Dibutuhkan ruang gelap untuk penetasan telur sutera. Bayi-bayi ulat berumur sehari membutuhkan pakan daun murbei muda dan suhu udara yang lembab. Sepanjang perjalanan hidup ulat sutera dari mulai periode instar pertama hingga kelima, ulat mengalami empat kali pergantian kulit. Kondisi ini berbarengan dengan perkembangan bentuk tubuhnya yang juga bertambah besar. Sepanjang hari, ulat-ulat sutera terus makan. Sedikitnya diperlukan satu ton pakan daun murbei segar untuk sekitar 25 ribu ulat sutera dalam satu siklus. Sesudah instar ketiga, menjelang instar keempat dan lima, ulat pun tidur.

Pada instar kelima menjelang pengokonan, selama dua hari ulat sutera makan daun murbei tanpa henti. Ketika masa pengokonan tiba, ulat tak lagi makan selama tiga hari. Tubuh ulat menjadi lebih bening saat pengokonan tiba dan bagian mulut mulai mengeluarkan serat. Masa panen pun tiba. Rata-rata tiap kokon, jika telah diolah serat direntang menjadi benang, bisa mencapai panjang hingga 1.000 meter.

Ulat sutera adalah larva dari serangga yang termasuk ordo Lepidoptera yang mengalami metamorfosa sempurna.  Siklus hidup ulat sutera diawali dari telur, kemudian menetas menjadi ulat, pupa dan akhirnya menjadi ngengat yang siap bertelur lagi.  Selama menjadi ulat, merupakan masa makan dan terjadi 4 kali pergantian kulit.

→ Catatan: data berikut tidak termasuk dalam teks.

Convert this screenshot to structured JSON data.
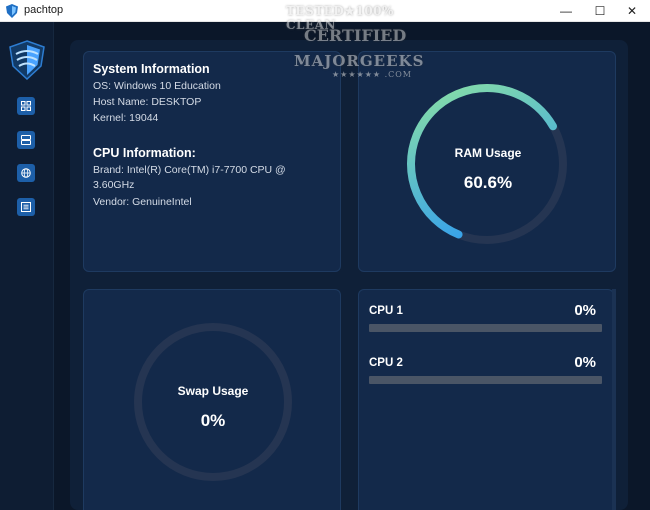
{
  "window": {
    "title": "pachtop",
    "minimize_glyph": "—",
    "maximize_glyph": "☐",
    "close_glyph": "✕"
  },
  "watermark": {
    "line1": "TESTED★100% CLEAN",
    "line2": "CERTIFIED",
    "line3": "MAJORGEEKS",
    "line4": "★★★★★★ .COM"
  },
  "sidebar": {
    "items": [
      {
        "name": "dashboard",
        "icon": "grid-icon"
      },
      {
        "name": "storage",
        "icon": "server-icon"
      },
      {
        "name": "network",
        "icon": "globe-icon"
      },
      {
        "name": "processes",
        "icon": "list-icon"
      }
    ]
  },
  "system_info": {
    "title": "System Information",
    "os": "OS: Windows 10 Education",
    "host": "Host Name: DESKTOP",
    "kernel": "Kernel: 19044"
  },
  "cpu_info": {
    "title": "CPU Information:",
    "brand_line1": "Brand: Intel(R) Core(TM) i7-7700 CPU @",
    "brand_line2": "3.60GHz",
    "vendor": "Vendor: GenuineIntel"
  },
  "ram": {
    "label": "RAM Usage",
    "value_text": "60.6%",
    "percent": 60.6
  },
  "swap": {
    "label": "Swap Usage",
    "value_text": "0%",
    "percent": 0
  },
  "cpus": [
    {
      "label": "CPU 1",
      "value_text": "0%",
      "percent": 0
    },
    {
      "label": "CPU 2",
      "value_text": "0%",
      "percent": 0
    }
  ],
  "colors": {
    "background": "#0b1729",
    "card": "#13294a",
    "gauge_start": "#8fe3a0",
    "gauge_end": "#1e8fff",
    "track": "#253552"
  }
}
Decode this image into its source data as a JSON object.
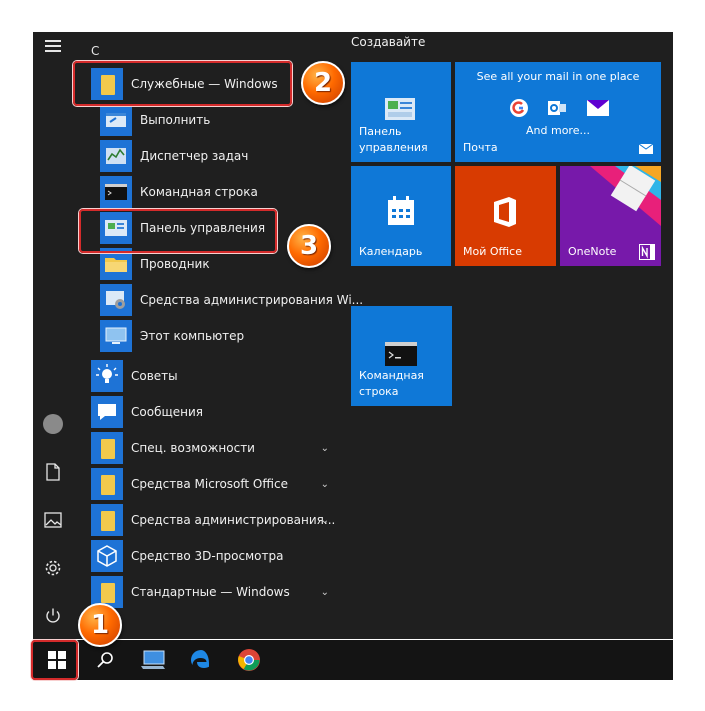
{
  "applist": {
    "letter": "С",
    "items": [
      {
        "label": "Служебные — Windows",
        "icon": "folder-icon",
        "chev": ""
      },
      {
        "label": "Выполнить",
        "icon": "run-icon",
        "chev": ""
      },
      {
        "label": "Диспетчер задач",
        "icon": "task-manager-icon",
        "chev": ""
      },
      {
        "label": "Командная строка",
        "icon": "cmd-icon",
        "chev": ""
      },
      {
        "label": "Панель управления",
        "icon": "control-panel-icon",
        "chev": ""
      },
      {
        "label": "Проводник",
        "icon": "explorer-icon",
        "chev": ""
      },
      {
        "label": "Средства администрирования Wi...",
        "icon": "admin-tools-icon",
        "chev": ""
      },
      {
        "label": "Этот компьютер",
        "icon": "this-pc-icon",
        "chev": ""
      },
      {
        "label": "Советы",
        "icon": "tips-icon",
        "chev": ""
      },
      {
        "label": "Сообщения",
        "icon": "messages-icon",
        "chev": ""
      },
      {
        "label": "Спец. возможности",
        "icon": "folder-icon",
        "chev": "⌄"
      },
      {
        "label": "Средства Microsoft Office",
        "icon": "folder-icon",
        "chev": "⌄"
      },
      {
        "label": "Средства администрирования...",
        "icon": "folder-icon",
        "chev": "⌄"
      },
      {
        "label": "Средство 3D-просмотра",
        "icon": "3d-viewer-icon",
        "chev": ""
      },
      {
        "label": "Стандартные — Windows",
        "icon": "folder-icon",
        "chev": "⌄"
      }
    ]
  },
  "tiles": {
    "group_title": "Создавайте",
    "control_panel": {
      "line1": "Панель",
      "line2": "управления"
    },
    "mail": {
      "headline": "See all your mail in one place",
      "more": "And more...",
      "label": "Почта"
    },
    "calendar": {
      "label": "Календарь"
    },
    "office": {
      "label": "Мой Office"
    },
    "onenote": {
      "label": "OneNote"
    },
    "cmd": {
      "line1": "Командная",
      "line2": "строка"
    }
  },
  "badges": {
    "one": "1",
    "two": "2",
    "three": "3"
  },
  "colors": {
    "tile_blue": "#0f78d7",
    "office_orange": "#d83b01",
    "onenote_purple": "#7719aa",
    "highlight_red": "#d42b2b",
    "badge_orange": "#ff6a00"
  }
}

Sebelum terjadi pergantian kulit ulat sutera dinamakan instar 1, instar 2, instar 3, instar 4 dan instar 5,  dan ulat sutera sama sekali berhenti makan, saat ini dinamakan masa tidur atau masa istirahat.  Setelah instar 5 berakhir ulat mengokon untuk berubah menjadi pupa.  Selanjutnya pupa berubah menjadi kupu dan siklus akan berulang dimulai lagi dari telur.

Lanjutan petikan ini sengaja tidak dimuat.